The Irish folk veteran doesn’t shy from heartache, he sings about it with excruciating grace. In 2007, he starred in Once alongside Marketa Irglova, a film about two musicians falling in love, an onscreen romance that won the two an Oscar and birthed a love beyond the big screen. And in 2011, his earnest bravery delivered The Swell Season documentary, detailing the painful dissolution of the famed lovers. He writes beautiful homages to love, and equally ornate eulogies to it, but this record feels less about heartache and more about introspection, patriotism, encouragement and healing—and it works.
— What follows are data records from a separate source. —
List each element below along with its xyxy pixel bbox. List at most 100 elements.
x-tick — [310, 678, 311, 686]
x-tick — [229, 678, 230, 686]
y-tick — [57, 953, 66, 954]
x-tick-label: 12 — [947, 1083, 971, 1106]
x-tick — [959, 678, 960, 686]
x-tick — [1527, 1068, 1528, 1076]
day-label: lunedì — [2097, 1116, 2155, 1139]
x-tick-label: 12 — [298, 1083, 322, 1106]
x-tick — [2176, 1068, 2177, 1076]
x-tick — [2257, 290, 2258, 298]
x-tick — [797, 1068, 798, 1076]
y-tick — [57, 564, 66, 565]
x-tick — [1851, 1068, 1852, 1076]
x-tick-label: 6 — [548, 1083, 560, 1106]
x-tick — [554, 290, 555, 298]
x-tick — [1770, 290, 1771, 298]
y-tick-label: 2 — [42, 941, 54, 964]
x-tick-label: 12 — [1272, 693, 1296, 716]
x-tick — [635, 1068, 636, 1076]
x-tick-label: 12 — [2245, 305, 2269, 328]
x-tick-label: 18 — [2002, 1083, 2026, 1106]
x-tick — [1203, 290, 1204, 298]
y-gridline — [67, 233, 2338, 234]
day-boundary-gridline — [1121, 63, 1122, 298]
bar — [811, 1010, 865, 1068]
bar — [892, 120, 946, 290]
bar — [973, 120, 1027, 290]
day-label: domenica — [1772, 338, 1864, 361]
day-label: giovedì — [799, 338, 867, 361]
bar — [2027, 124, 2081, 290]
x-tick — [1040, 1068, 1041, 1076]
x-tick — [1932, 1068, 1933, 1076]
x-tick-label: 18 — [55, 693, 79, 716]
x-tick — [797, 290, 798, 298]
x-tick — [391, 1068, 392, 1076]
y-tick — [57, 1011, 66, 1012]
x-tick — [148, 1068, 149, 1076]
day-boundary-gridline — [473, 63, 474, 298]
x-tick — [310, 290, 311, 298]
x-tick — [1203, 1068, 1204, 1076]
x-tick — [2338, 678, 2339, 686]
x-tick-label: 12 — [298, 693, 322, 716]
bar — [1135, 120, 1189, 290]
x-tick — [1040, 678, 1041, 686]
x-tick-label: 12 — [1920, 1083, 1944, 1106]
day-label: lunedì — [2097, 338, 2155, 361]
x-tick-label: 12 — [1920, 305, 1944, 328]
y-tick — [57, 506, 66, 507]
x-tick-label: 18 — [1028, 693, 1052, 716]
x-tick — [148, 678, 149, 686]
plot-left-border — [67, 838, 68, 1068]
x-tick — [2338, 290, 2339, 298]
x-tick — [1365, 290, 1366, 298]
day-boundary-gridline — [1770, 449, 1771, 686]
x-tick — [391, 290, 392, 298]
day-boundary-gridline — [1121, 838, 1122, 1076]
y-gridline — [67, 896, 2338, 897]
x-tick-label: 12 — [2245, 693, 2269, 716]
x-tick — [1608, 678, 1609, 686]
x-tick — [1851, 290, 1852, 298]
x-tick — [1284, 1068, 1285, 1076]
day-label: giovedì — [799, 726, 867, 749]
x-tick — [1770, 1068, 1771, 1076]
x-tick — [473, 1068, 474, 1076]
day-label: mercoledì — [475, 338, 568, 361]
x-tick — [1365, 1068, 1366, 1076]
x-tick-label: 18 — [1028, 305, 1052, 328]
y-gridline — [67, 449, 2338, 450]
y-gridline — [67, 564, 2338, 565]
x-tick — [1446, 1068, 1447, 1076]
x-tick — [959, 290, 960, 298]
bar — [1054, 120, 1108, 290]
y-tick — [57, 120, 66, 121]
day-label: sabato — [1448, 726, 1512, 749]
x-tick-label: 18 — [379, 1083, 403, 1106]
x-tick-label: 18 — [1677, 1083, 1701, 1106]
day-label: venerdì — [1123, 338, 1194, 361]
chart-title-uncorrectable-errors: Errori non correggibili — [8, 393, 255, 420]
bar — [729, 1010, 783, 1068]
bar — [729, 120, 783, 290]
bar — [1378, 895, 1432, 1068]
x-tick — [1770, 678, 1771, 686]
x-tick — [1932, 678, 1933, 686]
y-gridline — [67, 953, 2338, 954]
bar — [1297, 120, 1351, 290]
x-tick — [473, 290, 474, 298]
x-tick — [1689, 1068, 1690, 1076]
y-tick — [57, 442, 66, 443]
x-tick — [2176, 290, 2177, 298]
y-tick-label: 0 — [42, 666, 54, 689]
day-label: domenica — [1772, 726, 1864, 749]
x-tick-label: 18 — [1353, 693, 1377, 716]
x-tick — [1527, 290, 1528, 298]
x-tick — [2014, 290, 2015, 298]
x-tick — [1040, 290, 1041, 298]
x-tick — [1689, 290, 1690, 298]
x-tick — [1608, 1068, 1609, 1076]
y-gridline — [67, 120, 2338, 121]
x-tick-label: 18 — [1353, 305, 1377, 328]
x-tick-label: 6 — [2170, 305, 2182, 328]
So much of the dialogue in Didn’t He Ramble is filled with empathy and understanding, highlighted by Hansard’s signature wail, no longer lamenting heartache, but straining to encourage the subject of his stories. Immediately easy on the ears, in “Winning Streak” he cries out through the chorus, “And may the sign of the cross be some comfort when you’re lost / Help you when you’re all broke down / May the spirit of good brethren turn you around / And may the devil leave the light, pass you right by / Don’t you look back, my friend / And may the sisters of good charity take you in.” A kind offering of art, he told NPR, “Winning Streak is simply a well wish to a friend, to someone who’s been finding it hard to see the goodness in their lives.”
Produced by Thomas Barlett (The National, Sufjan Stevens) the instrumentation is signature in its folk melodies, but the use of rich brass sections really brings the record to life, blending beautifully with the heights of Hansard’s fluctuating tone. The best example of this, “Her Mercy” takes us to church, beginning with Hansard’s soft falsetto, quickly it turns up with horns blaring and hymnal harmonies rising as he roars through the chorus singing, “Mercy Mercy Come into ya / feel her beauty flowin’ through ya.”
Busking on the streets of Dublin alongside Damien Rice and Bono each year, it’s no secret that Hansard is proud of his Irish heritage and that pride is sprinkled throughout Didn’t He Ramble with fiddle solos and cheering odes to Irish veterans. A departure, both in aggressive sound and dialogue, “Lowly Deserter” is the story of an anti-war hero, but it’s the best song on the record, with its bluesy groove and growl, it’s so catchy it leaves a yearning for more Americana tinged tracks from the folk master.
There’s something quietly intense and charismatic about Glen Hansard, a man constantly seeking. I once found him blended in a crowd at a Damien Rice concert in Brooklyn, and it probably comes as no surprise that his guise of beard and overcoat in dim lighting served well to hide amid the Greenpoint crowd, but I remember he told me he liked to watch shows from the audience view, sharing the energy and the authentic experience. Didn’t He Ramble extends that same desire for sincerity.